Puisque ce zodiaque apparaît à la fois dans la haute antiquité chinoise (aux environs du XXIIIe siècle) et dans la haute antiquité hindoue (littérature védique), il semble que, depuis un demi-siècle déjà, la critique historique aurait dû admettre que sa diffusion datait d’une époque très ancienne. Mais les discussions scientifiques, lorsqu’elles impliquent plusieurs sortes de compétence, donnent parfois le spectacle d’une singulière incohérence. Celle qui s’engagea sur ce sujet est bien l’exemple le plus surprenant que l’on puisse citer d’une série invraisemblable de malentendus et de coq-à-l’âne.

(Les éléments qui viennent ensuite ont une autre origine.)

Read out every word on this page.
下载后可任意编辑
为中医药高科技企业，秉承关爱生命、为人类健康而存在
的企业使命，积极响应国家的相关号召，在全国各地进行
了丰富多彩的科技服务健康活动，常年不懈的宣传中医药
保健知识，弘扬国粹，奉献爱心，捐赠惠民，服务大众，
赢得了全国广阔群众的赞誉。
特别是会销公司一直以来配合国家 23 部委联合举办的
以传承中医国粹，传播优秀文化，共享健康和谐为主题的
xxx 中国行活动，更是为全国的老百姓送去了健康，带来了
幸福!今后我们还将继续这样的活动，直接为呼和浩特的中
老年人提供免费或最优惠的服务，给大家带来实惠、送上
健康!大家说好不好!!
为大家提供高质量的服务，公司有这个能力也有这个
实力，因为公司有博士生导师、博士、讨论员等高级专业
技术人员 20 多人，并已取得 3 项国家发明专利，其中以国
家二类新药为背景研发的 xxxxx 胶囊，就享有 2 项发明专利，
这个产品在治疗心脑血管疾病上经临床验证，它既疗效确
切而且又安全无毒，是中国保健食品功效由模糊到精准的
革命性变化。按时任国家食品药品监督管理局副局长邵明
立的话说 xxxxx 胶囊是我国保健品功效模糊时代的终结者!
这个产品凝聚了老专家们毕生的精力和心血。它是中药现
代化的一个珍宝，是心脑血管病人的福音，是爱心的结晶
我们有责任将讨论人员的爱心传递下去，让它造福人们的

Un grand physicien et astronome français, J.-B. Biot, après avoir clairement établi les traits essentiels de l’antique astronomie chinoise, crut devoir contester la valeur des traditions védiques sur le zodiaque lunaire et affirmer que les Hindous avaient emprunté ce zodiaque aux Chinois à une époque relativement récente.

Deux indianistes, Weber et Whitney, lui répondirent. Mais au lieu de se borner à rétablir les faits en ce qui concerne l’authenticité des documents védiques, ils tombèrent dans la même faute que Biot en s’aventurant dans un domaine étranger à leur compétence : ils crurent devoir contester, à leur tour, la valeur des textes chinois, sous le prétexte qu’en l’an 213 avant J.-C., l’empereur Ts’in che hoang ti ordonna la destruction des livres antiques[1].

  1. Cet acte regrettable ne fut pas d’un barbare et peut se comparer à celui de Luther brûlant solennellement les bulles papales. Ts’in fut un Pierre-le-Grand chinois. Il employa ce remède énergique pour assurer sa grande réforme unitaire et briser les résistances de l’esprit traditionaliste.